Questions to a monk from a poet #2:
And do you account for the pervasiveness of secular skepticism, or is enough to encounter it among your parishioners as you do other cries for help, other ailments and woundedness, from the bulwarks of the monastery where certitude is the protected path to the sacred? Is there anyone among you who can speak to the skeptic from the inside out, not as a believer who has always believed, but as a believer who chooses to believe despite a longstanding, still-encroaching experience and education of doubt?
The believer who has always believed, I think, often finds such skepticism morally loathsome, philosophically untenable or "ideological," impractical, delusional, demonic (in the sense that it inverts divine logic: i.e. Reality for realities), and diseased. And yet, this is precisely the viewpoint, rhetoric, and feeling of most unbelieving, altruistic, politically liberal, educated parents, teachers, and artists I know towards Catholicism and the Church, or at least towards fundamentalist Christianities: that Christianity as it is (and has been) lived out is ethically problematic, philosophically untenable, far too ideological, impractical, delusional ("brainwashed"), demonic (in the sense that it distorts the good to appropriate it for its position and power, i.e. the exclusive "tyranny" of objective moral and philosophical Reality versus the inclusiveness of diversified views), and, yes, diseased.
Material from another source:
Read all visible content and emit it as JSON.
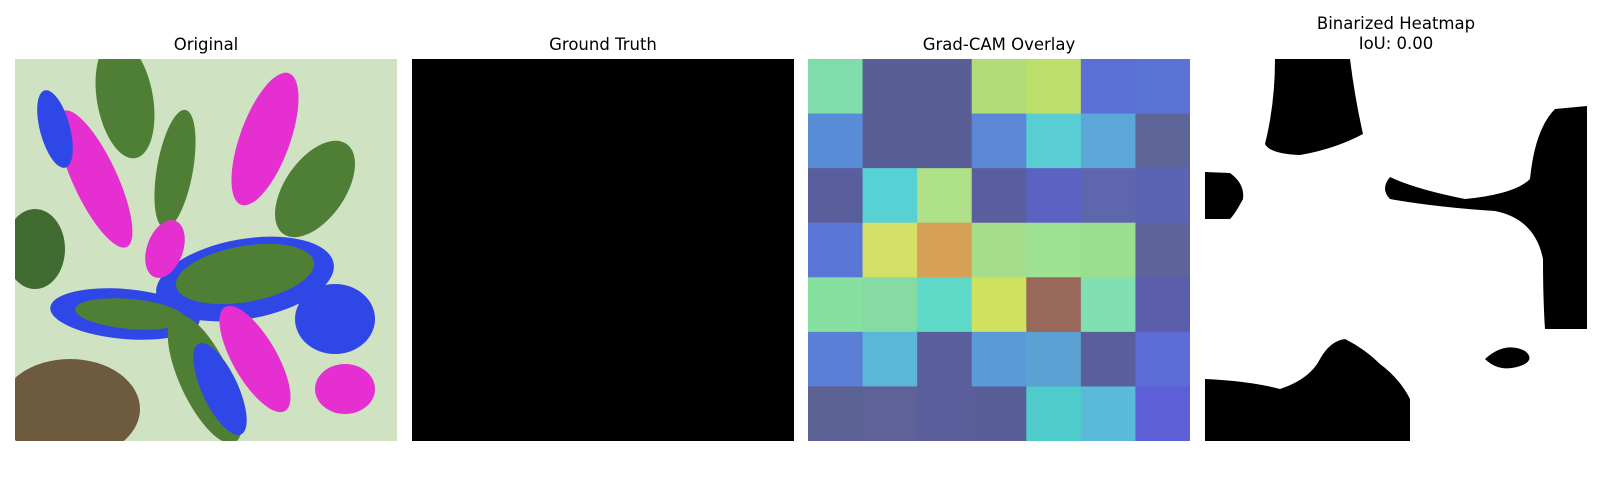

I'm watching such terms get wielded all around where the stakes seem very high and where the conversation dissolves into positioning and sometimes educated name-calling (aren't we all of us ideologists?), and I wonder if it is (or isn't) the Christian response to take very seriously--philosophically as well as theologically--the formidable intelligence behind contemporary secular skepticism. --Not Marx: that's old hat and you've been doing it since Vatican II while the rest of the world has stretched the usefulness of Kant and Marx and Freud and Nietzsche into the politically invested, language-oriented psychoanalytics of Kristeva and Lacan, or into Derrida's deconstructed canons, or into Foucault's archeologies of history. These are brilliantly compelling ventures into the post-Enlightenment aftermath where it seems what we have left to us is a self-sufficient righting of the world. In some ways we've become kinder for it. And we like to think we are global thinkers--even if we're not--so monasticism strikes the secular world as quaint, romantic, sheltered, and old-worldly. I know it isn't, you know it isn't, but I'm not sure I can explain: in what way is monasticism's purpose and meaning contemporary? Is it really enough to revert to medieval thought--Aristotle, metaphysics, Thomas Aquinas--without engaging it in all these theoretical territories (risen and influential since Vatican II) if you're to talk to the secularists who live here?